“Everything you will hear today is true—the events and the stories.” That’s how Andie Weiner, the 2024 Holocaust Legacy Foundation Gideon Klein Scholar, prefaced her presentation at the kick off of Holocaust and Genocide Awareness Week at Northeastern University.
The presentation, also her capstone project, was a “solo biographical performance” that told the story of how her grandfather, Jack or “Joop” Groothuis, escaped the Netherlands as it was under Nazi occupation and fled to the United States. A fourth-year theater and psychology major at Northeastern, Weiner chronicled how her great-grandmother, Helen Copenhagen Groothuis, hid her grandfather—then an infant—with a local Christian family following the Nazi invasion of the Netherlands in 1940.
In 1946, Jack was reunited with his mother and they moved to New York to live with her sister, Marjana (Marian) Schechter, Weiner said. The Cabral Center at the John D. O’Bryant African American Institute, where Weiner presented on Monday, became a makeshift exhibit displaying historical photographs and artifacts from the time period.

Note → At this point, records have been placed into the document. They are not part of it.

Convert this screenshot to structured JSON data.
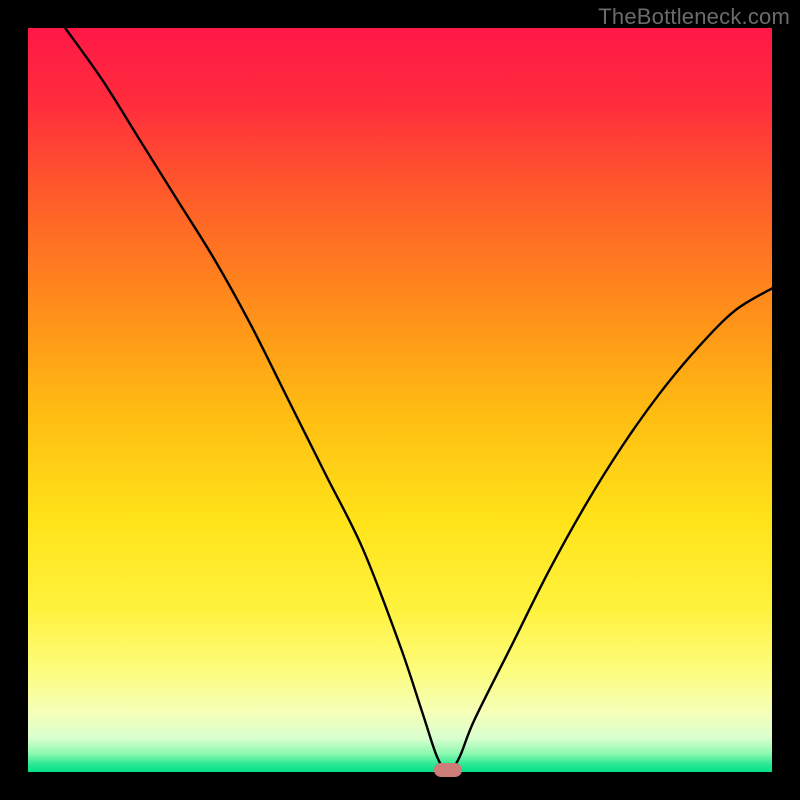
{
  "watermark": "TheBottleneck.com",
  "chart_data": {
    "type": "line",
    "title": "",
    "xlabel": "",
    "ylabel": "",
    "xlim": [
      0,
      100
    ],
    "ylim": [
      0,
      100
    ],
    "grid": false,
    "legend": false,
    "gradient_stops": [
      {
        "offset": 0.0,
        "color": "#ff1846"
      },
      {
        "offset": 0.1,
        "color": "#ff2c3d"
      },
      {
        "offset": 0.22,
        "color": "#ff5a2a"
      },
      {
        "offset": 0.38,
        "color": "#ff8f1a"
      },
      {
        "offset": 0.52,
        "color": "#ffbd12"
      },
      {
        "offset": 0.66,
        "color": "#ffe319"
      },
      {
        "offset": 0.78,
        "color": "#fff23d"
      },
      {
        "offset": 0.86,
        "color": "#fdfc7a"
      },
      {
        "offset": 0.92,
        "color": "#f5ffb8"
      },
      {
        "offset": 0.955,
        "color": "#d9ffcf"
      },
      {
        "offset": 0.975,
        "color": "#8ef8b0"
      },
      {
        "offset": 0.99,
        "color": "#2ae895"
      },
      {
        "offset": 1.0,
        "color": "#04df86"
      }
    ],
    "series": [
      {
        "name": "bottleneck-curve",
        "color": "#000000",
        "x": [
          5,
          10,
          15,
          20,
          25,
          30,
          35,
          40,
          45,
          50,
          53,
          55,
          56.5,
          58,
          60,
          65,
          70,
          75,
          80,
          85,
          90,
          95,
          100
        ],
        "y": [
          100,
          93,
          85,
          77,
          69,
          60,
          50,
          40,
          30,
          17,
          8,
          2,
          0,
          2,
          7,
          17,
          27,
          36,
          44,
          51,
          57,
          62,
          65
        ]
      }
    ],
    "marker": {
      "x": 56.5,
      "y": 0,
      "color": "#cc7d77"
    }
  }
}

“I’ve always been interested in survivor stories as the primary mode of storytelling and education about the Holocaust,” Weiner told the audience. “Throughout my life, I’ve been doing research and learning about this, and this opportunity was presented to me as a way to really connect the family history.” Weiner detailed her grandfather’s story in a Northeastern Global News article in advance of Holocaust Remembrance Day in January.